Fri Jan 11, 2013, 05:53 PM

8. That $200 fee hasn't changed since 1934.

If adjusted for inflation it would be over $3k.

And I'm well aware of what the Second Amendment is for. Because I'm familiar with the history behind it. And it has no relevance to the modern world. "A well-regulated militia." Where does that come from? Answering this question and giving it an appropriate historical context requires knowledge not only of the history of the American colonies in the 18th century and in the period of the war for independence, but of British, and specifically Scottish and English, history for several hundred years before. In medieval England, the king required his subjects to maintain arms and train themselves in their use. The medieval "militia" was the yeoman with his longbow. Standing armies were impractical, and the social organisation of the kingdom and the power of the earls and barons meant that they would have distrusted any king who attempted to raise a standing army. A "militia" of trained archers owing allegiance to their local lord, who in turn owed his to an earl who owed his to the king, was another matter. These are the men who won at Crecy, and Agincourt, who made English archery feared throughout Europe. But: the requirement to keep arms was limited to certain classes of subjects; yeomen (small freeholders) and men at arms (knights, who were the gentry and nobility).

Moving forward a few hundred years: this medieval system had, by the sixteenth and seventeenth centuris, developed into the militia; able-bodied men of certain social classes obliged to train at arms and give service in keeping the peace and suppressing insurrection.

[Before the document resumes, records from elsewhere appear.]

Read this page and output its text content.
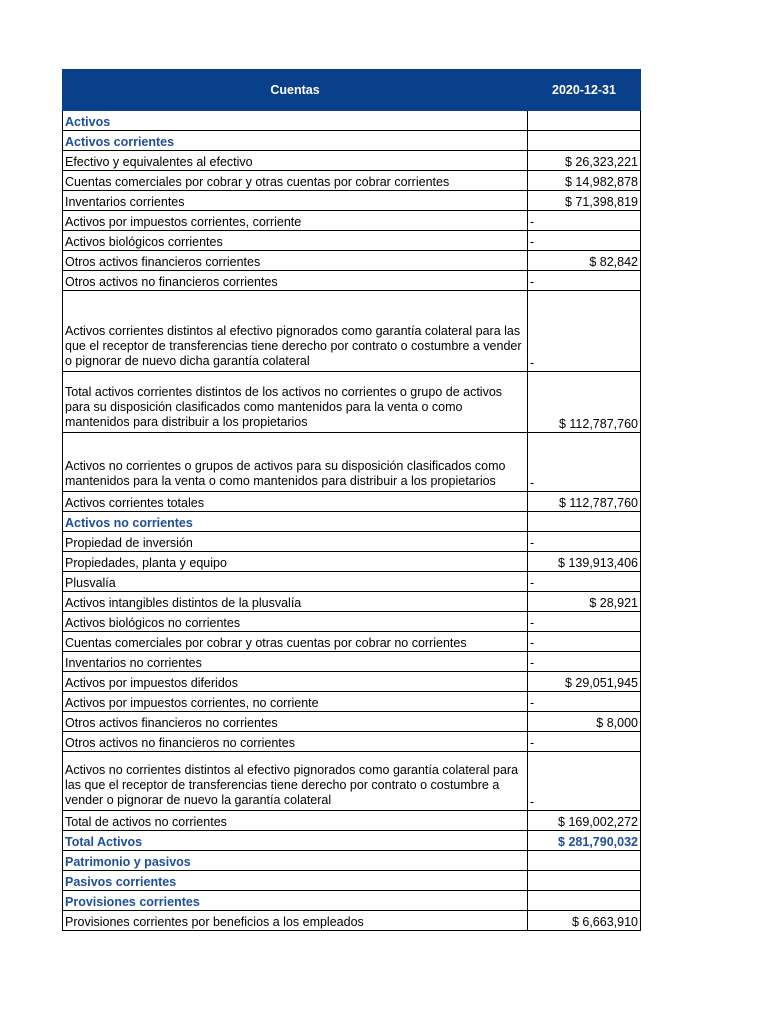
Cuentas	2020-12-31
Activos	
Activos corrientes	
Efectivo y equivalentes al efectivo	$ 26,323,221
Cuentas comerciales por cobrar y otras cuentas por cobrar corrientes	$ 14,982,878
Inventarios corrientes	$ 71,398,819
Activos por impuestos corrientes, corriente	-
Activos biológicos corrientes	-
Otros activos financieros corrientes	$ 82,842
Otros activos no financieros corrientes	-
Activos corrientes distintos al efectivo pignorados como garantía colateral para las que el receptor de transferencias tiene derecho por contrato o costumbre a vender o pignorar de nuevo dicha garantía colateral	-
Total activos corrientes distintos de los activos no corrientes o grupo de activos para su disposición clasificados como mantenidos para la venta o como mantenidos para distribuir a los propietarios	$ 112,787,760
Activos no corrientes o grupos de activos para su disposición clasificados como mantenidos para la venta o como mantenidos para distribuir a los propietarios	-
Activos corrientes totales	$ 112,787,760
Activos no corrientes	
Propiedad de inversión	-
Propiedades, planta y equipo	$ 139,913,406
Plusvalía	-
Activos intangibles distintos de la plusvalía	$ 28,921
Activos biológicos no corrientes	-
Cuentas comerciales por cobrar y otras cuentas por cobrar no corrientes	-
Inventarios no corrientes	-
Activos por impuestos diferidos	$ 29,051,945
Activos por impuestos corrientes, no corriente	-
Otros activos financieros no corrientes	$ 8,000
Otros activos no financieros no corrientes	-
Activos no corrientes distintos al efectivo pignorados como garantía colateral para las que el receptor de transferencias tiene derecho por contrato o costumbre a vender o pignorar de nuevo la garantía colateral	-
Total de activos no corrientes	$ 169,002,272
Total Activos	$ 281,790,032
Patrimonio y pasivos	
Pasivos corrientes	
Provisiones corrientes	
Provisiones corrientes por beneficios a los empleados	$ 6,663,910
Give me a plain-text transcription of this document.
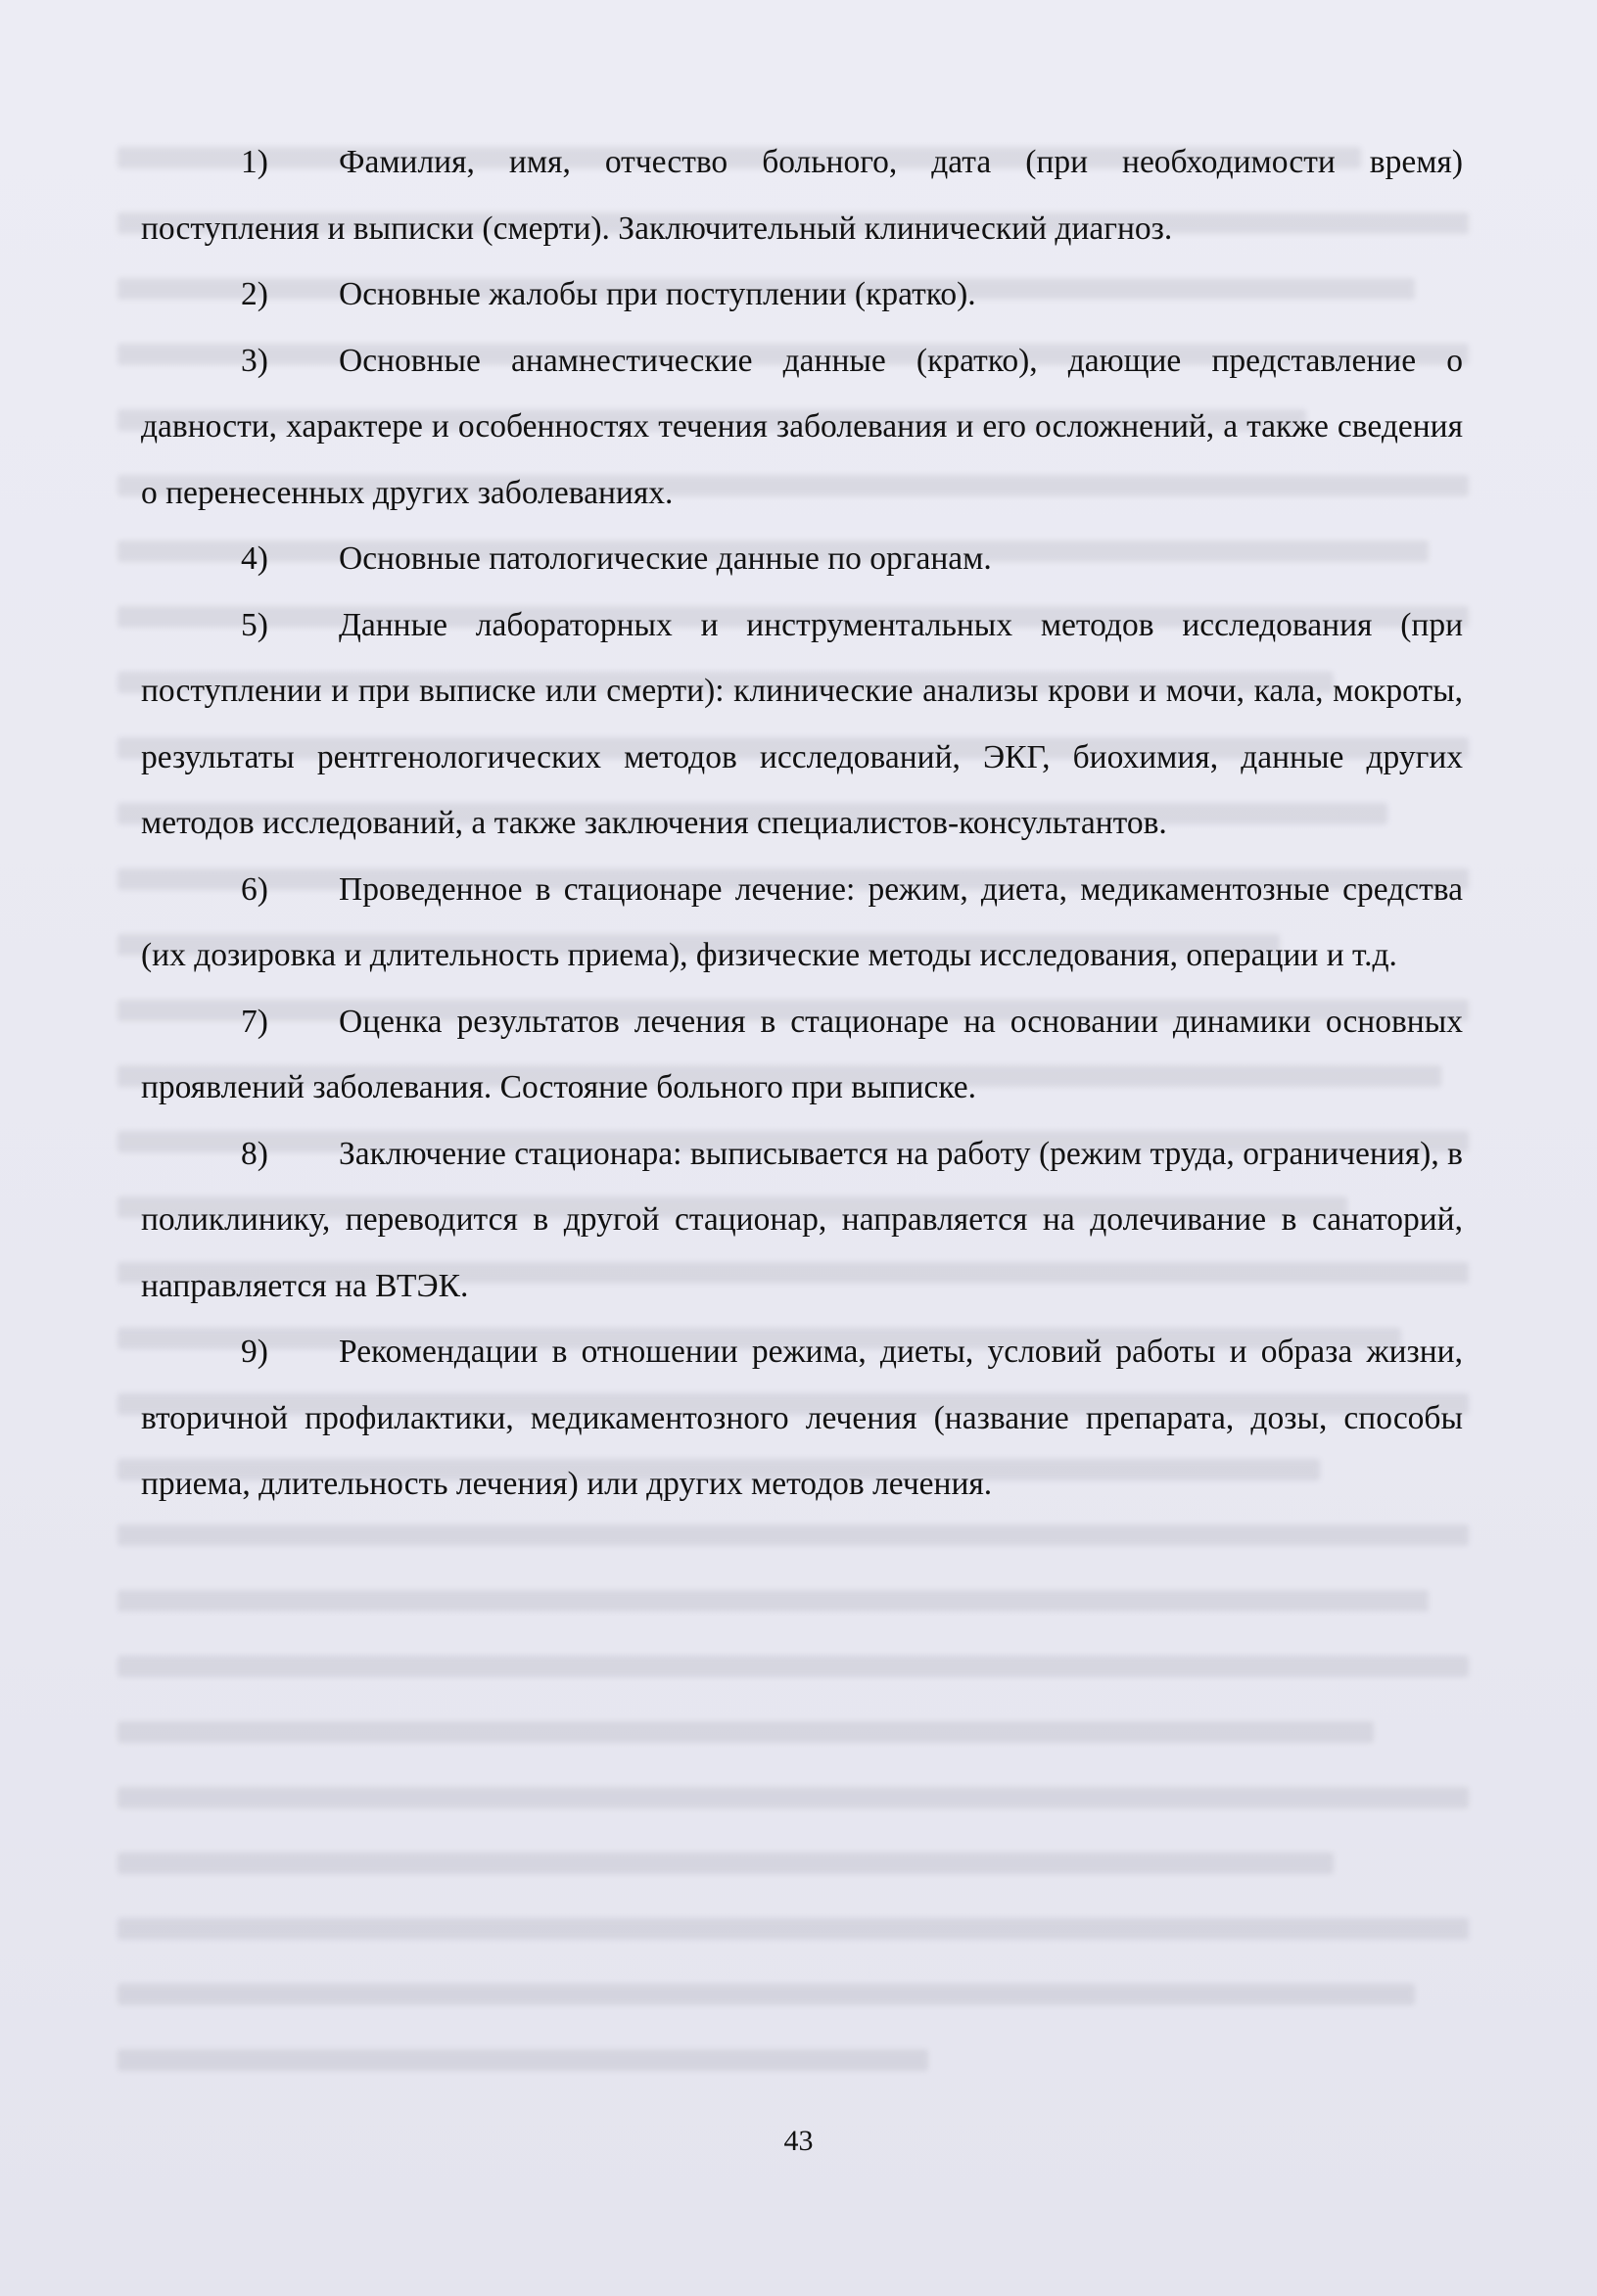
1) Фамилия, имя, отчество больного, дата (при необходимости время) поступления и выписки (смерти). Заключительный клинический диагноз.

2) Основные жалобы при поступлении (кратко).

3) Основные анамнестические данные (кратко), дающие представление о давности, характере и особенностях течения заболевания и его осложнений, а также сведения о перенесенных других заболеваниях.

4) Основные патологические данные по органам.

5) Данные лабораторных и инструментальных методов исследования (при поступлении и при выписке или смерти): клинические анализы крови и мочи, кала, мокроты, результаты рентгенологических методов исследований, ЭКГ, биохимия, данные других методов исследований, а также заключения специалистов-консультантов.

6) Проведенное в стационаре лечение: режим, диета, медикаментозные средства (их дозировка и длительность приема), физические методы исследования, операции и т.д.

7) Оценка результатов лечения в стационаре на основании динамики основных проявлений заболевания. Состояние больного при выписке.

8) Заключение стационара: выписывается на работу (режим труда, ограничения), в поликлинику, переводится в другой стационар, направляется на долечивание в санаторий, направляется на ВТЭК.

9) Рекомендации в отношении режима, диеты, условий работы и образа жизни, вторичной профилактики, медикаментозного лечения (название препарата, дозы, способы приема, длительность лечения) или других методов лечения.

43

Due to lack of training the militias were next to useless and saw little employment in the English Civil War (with few exceptions, most notably the Honourable Artillery Company of London). This militia system naturally spread to North America in the sevententh century with British colonisation; at the same time, in the later Jacobean/early Hanoverian era, in Britain, the Scottish militia was suppressed, and the Scots disarmed following Jacobite risings. What do we have as a historical context then? A distrust of standing armies as representative of an excessively powerful central government, coming from both English and Scottish experience in the decades and centuries prior to the drafting of the Second Amendment; the guarantee of militias was a guarantee not to the people as citizens but to the states as political entities under federal government. And the need for an armed and trained populace was more immediate in an era when frontier lawlessness was not uncommon (see for instance the Carolina Regulator movement), when hostile native tribes presented a real threat to small and dispersed settlements, when the United States was a fledgling country sharing a continent with outposts of three great European powers.

Whatever historical justification and basis for the Second Amendment there was 220 years ago is no longer relevant to the modern world; the USA has a standing army, and the role of the militia has been supplanted by the reserves and National Guard.